Culture Surfing - Kent Gash

Alliance Theatre associate artistic director helms Sleuth

Like a notorious crook who inspires copycat crimes, Broadway’s longest-running mystery, Sleuth, has inspired countless theatrical stagings and two film versions (with the new remake, starring Michael Caine and Jude Law, due later this year). Alliance Theatre associate artistic director Kent Gash detects some fresh approaches to Sleuth with the theater’s new production of the cat-and-mouse game between a whodunit author (Carl Cofield) and his wife’s lover (David de Vries). Gash is enough of a thriller buff that he provided this special mystery-themed installment of Culture Surfing. (Sleuth’s previews start Oct. 10.)

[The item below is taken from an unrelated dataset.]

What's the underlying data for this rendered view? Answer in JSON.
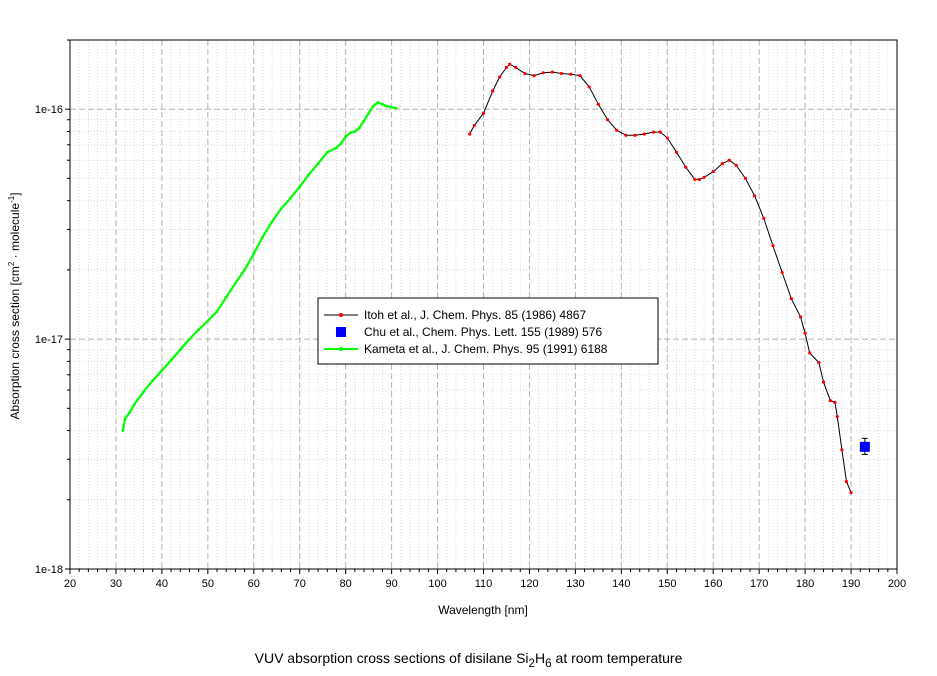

Chester Himes: “The great African-American author penned such novels as Cotton Comes to Harlem, If He Hollers Let Him Go, A Rage in Harlem and the entire Coffin Ed Johnson and Gravedigger Jones detective series. He’s a no-nonsense, crackerjack detective/mystery writer who can go toe-to-toe with Raymond Chandler and Agatha Christie for great plotting, tough evocative dialogue and unforgettable characters. I first became aware of him through the films based on his works, and as fine as some of them are, the books trump them every time. Read his sharp and incisive work and discover whose shoulders Walter Mosley is standing on!”

Film noir jazz: “Film noir and the mystery genre have always been great inspiration for jazz. Check out Bernard Herrmann’s surprising score for Scorsese’s Taxi Driver, Duke Ellington’s masterful Anatomy of a Murder soundtrack, or the great Terence Blanchard’s 1999 recording, Jazz in Film, which features music from both scores as well as the unforgettable trumpet wail from Jerry Goldsmith’s score for Roman Polanski’s Chinatown.”

The Al Hirschfeld “Nina” mystery: “The witty caricaturist for the New York Times loaded a great deal of his work with the name of his beloved daughter, Nina. The name appears — often numerous times — buried in the creases or lines of a famous face or in the folds of a starlet’s gown. Next to the artist’s name on a drawing there is sometimes a number that tells you how many ‘Ninas’ may be found in that drawing. My parents taught me how to search for ‘Nina’ in each drawing, and it remains a pleasure. Hirschfeld is gone now, but many of his greatest caricatures are collected in volumes such as Hirschfeld’s Harlem, Hirschfeld on Line and many others.”

“Lancelot Link, Secret Chimp”: “While I admire ‘Columbo,’ ‘Murder She Wrote’ and the nightly visit to the New York City acting pool that is the ‘Law & Order’ franchise, my all-time favorite video sleuth has got to be Lancelot Link, Secret Chimp. From the archives of 1970s Saturday morning television, cartoon voice-over actors supply the voices for groovy costumed monkeys and cool chimpanzees who play all the roles in this secret agent parody. Who needs Bond or Bourne when you can watch primates playing spies and femme fatales while doing pratfalls and delivering bad puns with inadequate lip synchronization? Now that’s comedy and class with a capital K! Best served with an overflowing bowl of Cap’n Crunch cereal and ice-cold moo!”

The Shaffer/Hitchcock/Perkins/Sondheim movie connection: “What do Alfred Hitchcock, Anthony Shaffer, Anthony Perkins and Stephen Sondheim have in common? They’re all knotted up together in some of my favorite thrillers. Shaffer wrote Sleuth, as well as the screenplay of Hitchcock’s last great film, Frenzy (the only one shot in his native England — and the only one that received an R-rating). Hitchcock directed Psycho, starring Anthony Perkins as Norman Bates. Perkins co-wrote the ’70s cult mystery The Last of Sheila, in collaboration with composer/lyricist Stephen Sondheim. Sondheim placed sneaky homages to the music of Psycho and other Hitchcock films in the score for Sweeney Todd, while his obsession with games, along with his puzzle-filled apartment, allegedly inspired Shaffer to write Sleuth — which is rumored to have been originally titled Who Killed Stephen Sondheim? Whew! Not even six degrees of separation.”